Compensation for a history suffused with violence that left physical wounds and psychological trauma.
Last month, The New York Times made headlines with its front-page series about the billions (in today’s dollars) that France forced Haiti to pay following centuries of slavery. Despite the terrors and tortures of French colonialism, the Haitian revolutionaries won their independence from France in 1804 to become the first modern nation to permanently abolish slavery. Yet, in 1825, the French returned to Haitian shores to demand 150 million francs in exchange for recognition of Haitian independence—21 years after the fact—and to compensate enslavers for their lost “property.”

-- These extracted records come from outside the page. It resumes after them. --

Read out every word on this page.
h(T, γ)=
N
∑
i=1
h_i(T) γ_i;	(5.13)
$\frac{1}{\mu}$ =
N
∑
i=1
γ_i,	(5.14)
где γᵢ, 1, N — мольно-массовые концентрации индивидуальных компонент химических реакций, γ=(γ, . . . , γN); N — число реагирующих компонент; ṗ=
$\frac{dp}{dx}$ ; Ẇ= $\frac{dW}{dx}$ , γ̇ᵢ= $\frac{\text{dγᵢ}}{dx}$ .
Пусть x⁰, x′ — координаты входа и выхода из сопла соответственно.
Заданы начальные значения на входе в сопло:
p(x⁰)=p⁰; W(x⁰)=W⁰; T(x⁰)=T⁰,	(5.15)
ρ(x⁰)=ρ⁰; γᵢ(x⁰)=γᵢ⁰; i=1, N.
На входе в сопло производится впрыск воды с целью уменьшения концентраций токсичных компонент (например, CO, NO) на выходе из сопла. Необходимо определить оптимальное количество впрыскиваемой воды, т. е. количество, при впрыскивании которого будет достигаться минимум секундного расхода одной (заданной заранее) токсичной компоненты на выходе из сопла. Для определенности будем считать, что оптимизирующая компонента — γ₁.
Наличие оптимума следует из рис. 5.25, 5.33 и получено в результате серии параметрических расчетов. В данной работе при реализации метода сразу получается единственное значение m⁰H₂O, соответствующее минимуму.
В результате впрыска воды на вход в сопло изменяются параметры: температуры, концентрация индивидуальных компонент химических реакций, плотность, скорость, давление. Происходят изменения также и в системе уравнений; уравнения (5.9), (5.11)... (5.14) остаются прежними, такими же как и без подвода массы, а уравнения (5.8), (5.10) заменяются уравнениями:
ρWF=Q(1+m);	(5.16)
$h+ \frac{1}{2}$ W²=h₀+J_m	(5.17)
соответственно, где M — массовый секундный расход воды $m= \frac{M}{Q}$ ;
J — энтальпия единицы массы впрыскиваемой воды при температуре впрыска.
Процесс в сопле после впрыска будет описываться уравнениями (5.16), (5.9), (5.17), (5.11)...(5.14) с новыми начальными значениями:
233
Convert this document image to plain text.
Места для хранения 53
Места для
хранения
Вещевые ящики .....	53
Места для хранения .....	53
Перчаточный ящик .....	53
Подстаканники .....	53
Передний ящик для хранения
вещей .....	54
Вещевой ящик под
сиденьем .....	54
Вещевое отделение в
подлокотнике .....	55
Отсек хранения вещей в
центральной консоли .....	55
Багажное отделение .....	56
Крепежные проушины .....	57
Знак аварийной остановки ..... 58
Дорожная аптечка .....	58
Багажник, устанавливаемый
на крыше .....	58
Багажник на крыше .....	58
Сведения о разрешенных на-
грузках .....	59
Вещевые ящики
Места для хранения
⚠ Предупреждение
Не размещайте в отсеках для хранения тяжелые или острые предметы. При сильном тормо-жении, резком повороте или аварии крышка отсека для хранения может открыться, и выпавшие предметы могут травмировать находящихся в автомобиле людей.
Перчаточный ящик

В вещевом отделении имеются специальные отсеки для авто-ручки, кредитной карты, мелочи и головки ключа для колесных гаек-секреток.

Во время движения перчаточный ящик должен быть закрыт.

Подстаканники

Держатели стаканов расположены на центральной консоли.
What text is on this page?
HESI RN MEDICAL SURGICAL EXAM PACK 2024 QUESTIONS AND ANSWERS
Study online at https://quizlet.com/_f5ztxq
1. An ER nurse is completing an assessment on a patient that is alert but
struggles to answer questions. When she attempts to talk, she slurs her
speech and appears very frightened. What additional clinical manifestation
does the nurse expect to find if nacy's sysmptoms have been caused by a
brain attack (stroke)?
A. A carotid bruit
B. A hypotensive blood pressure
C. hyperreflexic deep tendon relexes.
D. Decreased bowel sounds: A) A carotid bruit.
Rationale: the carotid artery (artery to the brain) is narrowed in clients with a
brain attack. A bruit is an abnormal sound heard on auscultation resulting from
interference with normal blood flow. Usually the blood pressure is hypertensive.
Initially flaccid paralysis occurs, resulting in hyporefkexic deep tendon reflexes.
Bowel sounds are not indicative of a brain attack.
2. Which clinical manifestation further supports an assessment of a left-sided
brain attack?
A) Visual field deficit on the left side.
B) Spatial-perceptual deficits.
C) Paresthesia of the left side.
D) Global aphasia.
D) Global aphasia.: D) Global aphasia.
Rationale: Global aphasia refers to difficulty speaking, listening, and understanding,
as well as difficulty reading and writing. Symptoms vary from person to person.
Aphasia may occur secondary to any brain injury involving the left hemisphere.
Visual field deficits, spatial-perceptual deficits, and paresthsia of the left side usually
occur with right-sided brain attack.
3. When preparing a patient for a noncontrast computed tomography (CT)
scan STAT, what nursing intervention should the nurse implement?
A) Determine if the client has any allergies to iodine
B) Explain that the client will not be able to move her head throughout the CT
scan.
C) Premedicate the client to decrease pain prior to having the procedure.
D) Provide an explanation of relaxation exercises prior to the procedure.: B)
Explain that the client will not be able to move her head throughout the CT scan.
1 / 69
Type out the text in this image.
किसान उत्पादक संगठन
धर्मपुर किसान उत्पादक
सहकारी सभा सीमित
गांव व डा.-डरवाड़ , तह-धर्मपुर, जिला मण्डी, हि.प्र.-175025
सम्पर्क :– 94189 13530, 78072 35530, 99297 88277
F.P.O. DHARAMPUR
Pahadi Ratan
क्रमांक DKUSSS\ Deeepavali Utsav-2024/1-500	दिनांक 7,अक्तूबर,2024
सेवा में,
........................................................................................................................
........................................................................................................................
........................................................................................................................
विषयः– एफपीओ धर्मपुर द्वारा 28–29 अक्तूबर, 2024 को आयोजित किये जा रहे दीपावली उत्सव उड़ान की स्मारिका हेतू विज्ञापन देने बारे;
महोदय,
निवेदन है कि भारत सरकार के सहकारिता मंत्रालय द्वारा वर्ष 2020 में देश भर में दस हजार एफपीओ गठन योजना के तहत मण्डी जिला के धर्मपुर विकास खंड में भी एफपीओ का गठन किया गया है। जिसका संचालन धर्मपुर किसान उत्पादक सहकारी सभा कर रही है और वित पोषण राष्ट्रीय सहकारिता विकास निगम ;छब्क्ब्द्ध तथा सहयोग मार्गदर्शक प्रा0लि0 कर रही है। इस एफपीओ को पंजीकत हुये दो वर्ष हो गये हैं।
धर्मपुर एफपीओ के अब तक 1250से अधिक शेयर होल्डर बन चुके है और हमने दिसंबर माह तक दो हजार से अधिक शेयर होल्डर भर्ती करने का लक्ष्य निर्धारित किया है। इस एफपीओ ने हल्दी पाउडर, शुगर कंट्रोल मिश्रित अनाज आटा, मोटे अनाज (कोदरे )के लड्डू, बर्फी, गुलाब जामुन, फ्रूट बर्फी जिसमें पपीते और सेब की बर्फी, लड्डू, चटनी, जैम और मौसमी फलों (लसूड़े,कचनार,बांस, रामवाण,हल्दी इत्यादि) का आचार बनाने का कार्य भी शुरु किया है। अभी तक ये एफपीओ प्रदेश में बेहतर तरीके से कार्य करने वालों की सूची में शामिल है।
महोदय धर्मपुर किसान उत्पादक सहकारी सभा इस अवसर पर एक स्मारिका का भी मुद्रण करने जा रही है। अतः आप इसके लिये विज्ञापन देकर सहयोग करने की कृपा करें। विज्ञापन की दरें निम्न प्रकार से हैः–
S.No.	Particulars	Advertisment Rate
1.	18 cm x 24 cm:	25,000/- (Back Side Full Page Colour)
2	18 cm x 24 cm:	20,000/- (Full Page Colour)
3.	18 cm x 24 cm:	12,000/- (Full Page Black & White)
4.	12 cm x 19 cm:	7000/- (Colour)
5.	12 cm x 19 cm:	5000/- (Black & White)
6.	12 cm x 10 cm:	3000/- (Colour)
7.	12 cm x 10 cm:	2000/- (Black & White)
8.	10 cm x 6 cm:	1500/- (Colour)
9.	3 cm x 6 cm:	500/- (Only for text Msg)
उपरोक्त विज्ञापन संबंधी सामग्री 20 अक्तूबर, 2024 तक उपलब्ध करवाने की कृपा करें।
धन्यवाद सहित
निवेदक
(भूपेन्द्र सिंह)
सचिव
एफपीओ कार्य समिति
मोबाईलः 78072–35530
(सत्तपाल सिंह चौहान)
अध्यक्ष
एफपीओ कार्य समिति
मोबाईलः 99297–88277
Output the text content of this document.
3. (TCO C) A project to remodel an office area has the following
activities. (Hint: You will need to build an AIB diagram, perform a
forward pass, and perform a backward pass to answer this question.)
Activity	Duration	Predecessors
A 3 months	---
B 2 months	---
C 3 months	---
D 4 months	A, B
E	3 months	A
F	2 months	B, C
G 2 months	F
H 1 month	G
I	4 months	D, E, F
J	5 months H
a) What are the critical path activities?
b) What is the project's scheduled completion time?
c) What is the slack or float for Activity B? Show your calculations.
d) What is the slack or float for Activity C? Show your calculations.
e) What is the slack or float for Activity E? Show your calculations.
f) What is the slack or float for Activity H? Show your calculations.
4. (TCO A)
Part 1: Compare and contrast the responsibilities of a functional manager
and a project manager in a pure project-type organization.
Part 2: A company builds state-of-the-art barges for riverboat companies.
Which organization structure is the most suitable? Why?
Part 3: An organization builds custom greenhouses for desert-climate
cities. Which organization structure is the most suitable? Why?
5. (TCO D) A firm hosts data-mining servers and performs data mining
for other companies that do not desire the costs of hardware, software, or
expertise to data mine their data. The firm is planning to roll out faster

Dozens of manuscripts and pamphlets from early-19th-century France show that what the French really wanted wasn’t money at all, though. Rather they sought, in their words, to “restore Saint-Domingue,” which meant to bring back slavery. The French began planning the reconquest of Haiti soon after the Haitian Declaration of Independenceon January 1, 1804, and threatened the new nation under all its first leaders from its founder, Emperor Jean-Jacques Dessalines (who was assassinated in 1806) to both King Henry Christophe (who ruled after Dessalines in the north until he committed suicide in 1820) and Alexandre Pétionwho was simultaneously president over a republic in the south and west until 1818 when he died of natural causes.
By the time Pétion and Christophe’s successor, President Jean-Pierre Boyer, signed the indemnity in 1825, the French had been openly plotting for two decades to “exterminate” the Haitian populace in the name of restoring slavery. That history of planned genocide is essential to understanding the threat of violent warfare, not merely financial exploitation, that 19th-century Haitians lived with because, in the words of Dessalines, they “dared to be free.”